Dan memang kemudian hingga akhir hayatnya, Achmad Djajadiningrat lebih memilih untuk meninggal di tanah airnya daripada ikut mengungsi bersama Belanda ketika Jepang menguasai Indonesia. Pilihan yang sama juga diambil adiknya Hussein Djajadiningrat yang ketika itu merupakan pejabat tinggi dalam pemerintahan kolonial.
Ide asosiasi yang digagas Snouck Hurgronje sendiri pada akhirnya memang tidak banyak diikuti oleh pemerintah kolonial. Rupanya banyak yang mafhum bahwa di dalam pendidikan sendiri terdapat unsur deliberatif atau memerdekakan diri. Suatu pihak bisa merancang bagaimana luaran atau outcome dari sistem pendidikan. Hanya harus diingat hal tersebut hanya sebatas rancangan. Luaran dari sistem tersebut adalah orang-orang yang telah merdeka pikirannya dan mampu menentukan pilihan-pilihan dalam hidupnya setelah mendapat bekal dari pendidikan tersebut.

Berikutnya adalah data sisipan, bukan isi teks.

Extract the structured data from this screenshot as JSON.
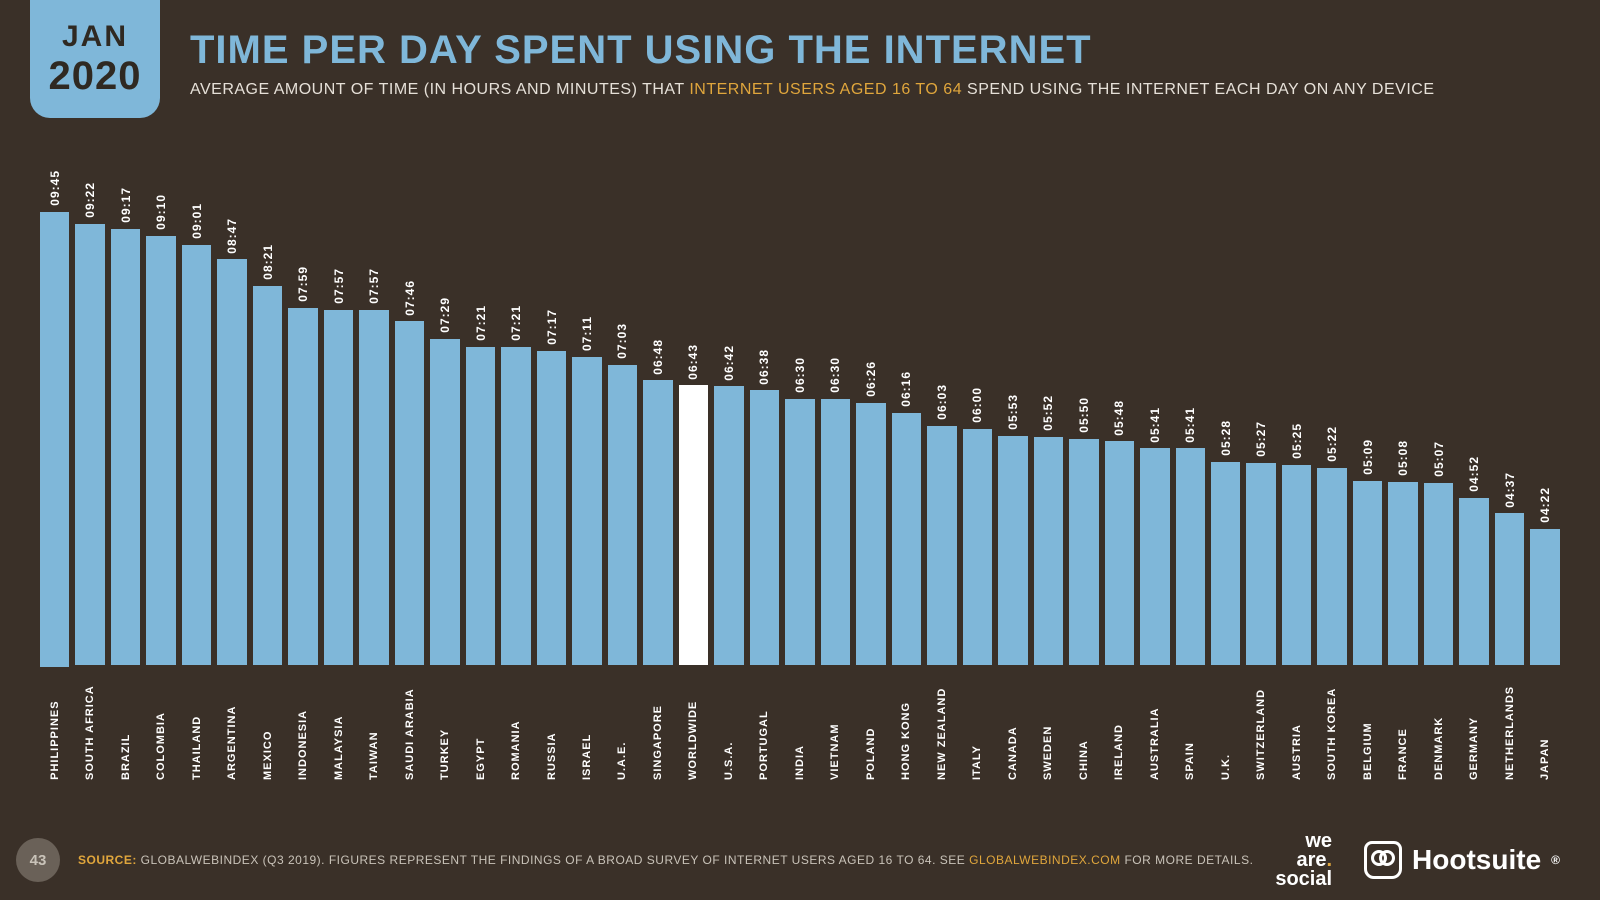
{
  "badge": {
    "month": "JAN",
    "year": "2020"
  },
  "header": {
    "title": "TIME PER DAY SPENT USING THE INTERNET",
    "subtitle_before": "AVERAGE AMOUNT OF TIME (IN HOURS AND MINUTES) THAT ",
    "subtitle_highlight": "INTERNET USERS AGED 16 TO 64",
    "subtitle_after": " SPEND USING THE INTERNET EACH DAY ON ANY DEVICE"
  },
  "chart": {
    "type": "bar",
    "bar_color": "#7fb7d9",
    "highlight_color": "#ffffff",
    "background_color": "#3a3028",
    "value_fontsize": 12,
    "category_fontsize": 11,
    "max_minutes": 600,
    "bars": [
      {
        "label": "PHILIPPINES",
        "value": "09:45",
        "minutes": 585,
        "highlight": false
      },
      {
        "label": "SOUTH AFRICA",
        "value": "09:22",
        "minutes": 562,
        "highlight": false
      },
      {
        "label": "BRAZIL",
        "value": "09:17",
        "minutes": 557,
        "highlight": false
      },
      {
        "label": "COLOMBIA",
        "value": "09:10",
        "minutes": 550,
        "highlight": false
      },
      {
        "label": "THAILAND",
        "value": "09:01",
        "minutes": 541,
        "highlight": false
      },
      {
        "label": "ARGENTINA",
        "value": "08:47",
        "minutes": 527,
        "highlight": false
      },
      {
        "label": "MEXICO",
        "value": "08:21",
        "minutes": 501,
        "highlight": false
      },
      {
        "label": "INDONESIA",
        "value": "07:59",
        "minutes": 479,
        "highlight": false
      },
      {
        "label": "MALAYSIA",
        "value": "07:57",
        "minutes": 477,
        "highlight": false
      },
      {
        "label": "TAIWAN",
        "value": "07:57",
        "minutes": 477,
        "highlight": false
      },
      {
        "label": "SAUDI ARABIA",
        "value": "07:46",
        "minutes": 466,
        "highlight": false
      },
      {
        "label": "TURKEY",
        "value": "07:29",
        "minutes": 449,
        "highlight": false
      },
      {
        "label": "EGYPT",
        "value": "07:21",
        "minutes": 441,
        "highlight": false
      },
      {
        "label": "ROMANIA",
        "value": "07:21",
        "minutes": 441,
        "highlight": false
      },
      {
        "label": "RUSSIA",
        "value": "07:17",
        "minutes": 437,
        "highlight": false
      },
      {
        "label": "ISRAEL",
        "value": "07:11",
        "minutes": 431,
        "highlight": false
      },
      {
        "label": "U.A.E.",
        "value": "07:03",
        "minutes": 423,
        "highlight": false
      },
      {
        "label": "SINGAPORE",
        "value": "06:48",
        "minutes": 408,
        "highlight": false
      },
      {
        "label": "WORLDWIDE",
        "value": "06:43",
        "minutes": 403,
        "highlight": true
      },
      {
        "label": "U.S.A.",
        "value": "06:42",
        "minutes": 402,
        "highlight": false
      },
      {
        "label": "PORTUGAL",
        "value": "06:38",
        "minutes": 398,
        "highlight": false
      },
      {
        "label": "INDIA",
        "value": "06:30",
        "minutes": 390,
        "highlight": false
      },
      {
        "label": "VIETNAM",
        "value": "06:30",
        "minutes": 390,
        "highlight": false
      },
      {
        "label": "POLAND",
        "value": "06:26",
        "minutes": 386,
        "highlight": false
      },
      {
        "label": "HONG KONG",
        "value": "06:16",
        "minutes": 376,
        "highlight": false
      },
      {
        "label": "NEW ZEALAND",
        "value": "06:03",
        "minutes": 363,
        "highlight": false
      },
      {
        "label": "ITALY",
        "value": "06:00",
        "minutes": 360,
        "highlight": false
      },
      {
        "label": "CANADA",
        "value": "05:53",
        "minutes": 353,
        "highlight": false
      },
      {
        "label": "SWEDEN",
        "value": "05:52",
        "minutes": 352,
        "highlight": false
      },
      {
        "label": "CHINA",
        "value": "05:50",
        "minutes": 350,
        "highlight": false
      },
      {
        "label": "IRELAND",
        "value": "05:48",
        "minutes": 348,
        "highlight": false
      },
      {
        "label": "AUSTRALIA",
        "value": "05:41",
        "minutes": 341,
        "highlight": false
      },
      {
        "label": "SPAIN",
        "value": "05:41",
        "minutes": 341,
        "highlight": false
      },
      {
        "label": "U.K.",
        "value": "05:28",
        "minutes": 328,
        "highlight": false
      },
      {
        "label": "SWITZERLAND",
        "value": "05:27",
        "minutes": 327,
        "highlight": false
      },
      {
        "label": "AUSTRIA",
        "value": "05:25",
        "minutes": 325,
        "highlight": false
      },
      {
        "label": "SOUTH KOREA",
        "value": "05:22",
        "minutes": 322,
        "highlight": false
      },
      {
        "label": "BELGIUM",
        "value": "05:09",
        "minutes": 309,
        "highlight": false
      },
      {
        "label": "FRANCE",
        "value": "05:08",
        "minutes": 308,
        "highlight": false
      },
      {
        "label": "DENMARK",
        "value": "05:07",
        "minutes": 307,
        "highlight": false
      },
      {
        "label": "GERMANY",
        "value": "04:52",
        "minutes": 292,
        "highlight": false
      },
      {
        "label": "NETHERLANDS",
        "value": "04:37",
        "minutes": 277,
        "highlight": false
      },
      {
        "label": "JAPAN",
        "value": "04:22",
        "minutes": 262,
        "highlight": false
      }
    ]
  },
  "footer": {
    "page": "43",
    "source_label": "SOURCE:",
    "source_text_before": " GLOBALWEBINDEX (Q3 2019). FIGURES REPRESENT THE FINDINGS OF A BROAD SURVEY OF INTERNET USERS AGED 16 TO 64. SEE ",
    "source_link": "GLOBALWEBINDEX.COM",
    "source_text_after": " FOR MORE DETAILS.",
    "logo1_line1": "we",
    "logo1_line2": "are",
    "logo1_line3": "social",
    "logo2": "Hootsuite"
  }
}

Contoh ektsrem lain dari gagalnya ide asosiasi ini adalah munculnya sosok yang lebih radikal dalam melawan pemerintah kolonial seperti yang dialami dalam percobaan asosiasi G.A.J. Hazeu, penerus Snouck Hurgronje dalam Kantor Urusan Pribumi. Dengan ide yang sama dengan Snouck Hurgronje, Hazeu mencoba membuat eksperimen dengan mengambil seorang anak bumiputera untuk kemudian diberi pendidikan modern. Pada akhirnya sang anak tersebut malah berbalik arah melawan pemerintah kolonial dengan cara yang lebih radikal yakni bergabung dengan berbagai organisasi pergerakan seperti Boedi Oetomo, Sarekat Islam hingga kemudian membentuk sendiri partainya yakni Partai Komunis Indonesia. Anak bumiputera tersebut adalah Alimin Prawirodirdjo. Sepak terjangnya bersama kaum santri dalam masa pergerakan akan dibahas pada tulisan berikutnya.